A many-body dissipative particle dynamics simulation of flow performance in capillary channel

Fluid flow at the mesoscale has become an attractive topic of interest to improve the fluid transport behavior in reservoir formations. It is greatly advantageous to investigate the transport phenomena of small characteristic sizes by the many-body dissipative particle dynamics (MDPD) method. This work analyzes the wetting behavior between MDPD fluid particles and solid walls by tuning the attractive parameter, where an increase in attractive parameter value actually leads to weaker attraction in MDPD simulations. Parallel-plate flows for smooth and rough surfaces are used to investigate the transport property of MDPD fluid particles.
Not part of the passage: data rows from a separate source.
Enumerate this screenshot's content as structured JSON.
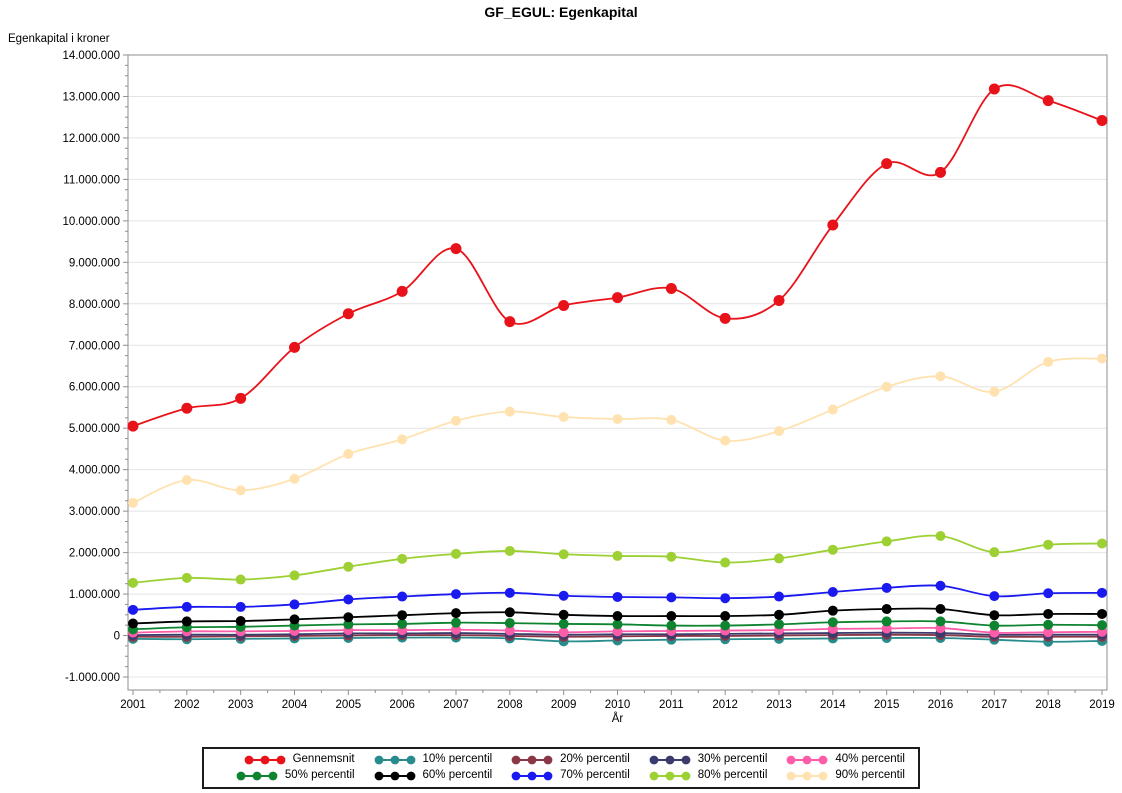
{
  "chart_data": {
    "type": "line",
    "title": "GF_EGUL: Egenkapital",
    "ylabel": "Egenkapital i kroner",
    "xlabel": "År",
    "x": [
      2001,
      2002,
      2003,
      2004,
      2005,
      2006,
      2007,
      2008,
      2009,
      2010,
      2011,
      2012,
      2013,
      2014,
      2015,
      2016,
      2017,
      2018,
      2019
    ],
    "ylim": [
      -1000000,
      14000000
    ],
    "ytick_step": 1000000,
    "grid": "horizontal-major",
    "legend_position": "bottom",
    "series": [
      {
        "name": "Gennemsnit",
        "color": "#e8131a",
        "values": [
          5050000,
          5480000,
          5720000,
          6950000,
          7760000,
          8300000,
          9330000,
          7570000,
          7960000,
          8150000,
          8370000,
          7650000,
          8080000,
          9900000,
          11380000,
          11170000,
          13180000,
          12900000,
          12420000
        ]
      },
      {
        "name": "10% percentil",
        "color": "#288c8c",
        "values": [
          -80000,
          -90000,
          -80000,
          -70000,
          -60000,
          -50000,
          -50000,
          -70000,
          -140000,
          -120000,
          -100000,
          -90000,
          -80000,
          -70000,
          -60000,
          -60000,
          -100000,
          -150000,
          -130000
        ]
      },
      {
        "name": "20% percentil",
        "color": "#8a3848",
        "values": [
          -30000,
          -30000,
          -20000,
          -10000,
          0,
          10000,
          10000,
          -10000,
          -30000,
          -20000,
          -10000,
          -10000,
          0,
          10000,
          20000,
          10000,
          -30000,
          -30000,
          -30000
        ]
      },
      {
        "name": "30% percentil",
        "color": "#3b3b6d",
        "values": [
          10000,
          20000,
          20000,
          30000,
          50000,
          50000,
          60000,
          40000,
          20000,
          30000,
          30000,
          40000,
          50000,
          60000,
          70000,
          60000,
          20000,
          20000,
          20000
        ]
      },
      {
        "name": "40% percentil",
        "color": "#fd5da8",
        "values": [
          70000,
          100000,
          100000,
          110000,
          130000,
          130000,
          140000,
          120000,
          80000,
          100000,
          110000,
          120000,
          130000,
          160000,
          170000,
          180000,
          70000,
          80000,
          90000
        ]
      },
      {
        "name": "50% percentil",
        "color": "#0e8431",
        "values": [
          150000,
          200000,
          210000,
          240000,
          270000,
          280000,
          310000,
          300000,
          280000,
          270000,
          240000,
          240000,
          270000,
          320000,
          340000,
          340000,
          240000,
          260000,
          250000
        ]
      },
      {
        "name": "60% percentil",
        "color": "#000000",
        "values": [
          290000,
          340000,
          350000,
          390000,
          440000,
          490000,
          540000,
          560000,
          500000,
          470000,
          470000,
          470000,
          500000,
          600000,
          640000,
          640000,
          490000,
          520000,
          520000
        ]
      },
      {
        "name": "70% percentil",
        "color": "#1a1af0",
        "values": [
          620000,
          690000,
          690000,
          750000,
          870000,
          940000,
          1000000,
          1030000,
          960000,
          930000,
          920000,
          900000,
          940000,
          1050000,
          1150000,
          1200000,
          950000,
          1020000,
          1030000
        ]
      },
      {
        "name": "80% percentil",
        "color": "#9cd033",
        "values": [
          1270000,
          1390000,
          1350000,
          1450000,
          1660000,
          1850000,
          1970000,
          2040000,
          1960000,
          1920000,
          1900000,
          1760000,
          1860000,
          2070000,
          2270000,
          2400000,
          2010000,
          2190000,
          2220000
        ]
      },
      {
        "name": "90% percentil",
        "color": "#ffe2b0",
        "values": [
          3200000,
          3750000,
          3500000,
          3780000,
          4380000,
          4730000,
          5180000,
          5400000,
          5270000,
          5220000,
          5200000,
          4700000,
          4930000,
          5450000,
          6000000,
          6250000,
          5880000,
          6600000,
          6680000
        ]
      }
    ],
    "colors": {
      "grid": "#e4e4e4",
      "axis": "#8e8e8e",
      "text": "#000000"
    }
  }
}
The flow performance in capillary models is also studied. Results indicate that both surface and capillary contact angles increase with the rise of the attraction parameter. For smooth and rough walls, the velocity profiles show the parabolic shape. The velocities increase with increasing levels of attraction parameters and external forces. When the wettability of the solid wall decreases (or the attraction coefficient increases), the kinetic energy of MDPD fluid particles increases in comparison to the strongest wetting. The presence of a rough wall has a noticeable effect on the velocity distribution close to the wall, while the type of wall grooves has very little effect. Moreover, the different types of grooves do not affect the center velocity too much. The displacement particle number (the number of external particles entering the monitoring range) tends to rise with increasing external pressure and capillary diameter. Some conditions, such as low surface hydrophilicity, high external pressure, and large capillary diameter, can improve the flow performance. This MDPD simulation strategy provides a systematic study of flow transport behavior at the mesoscopic scale. It also can be readily extended to investigate more complex flow in formation conditions.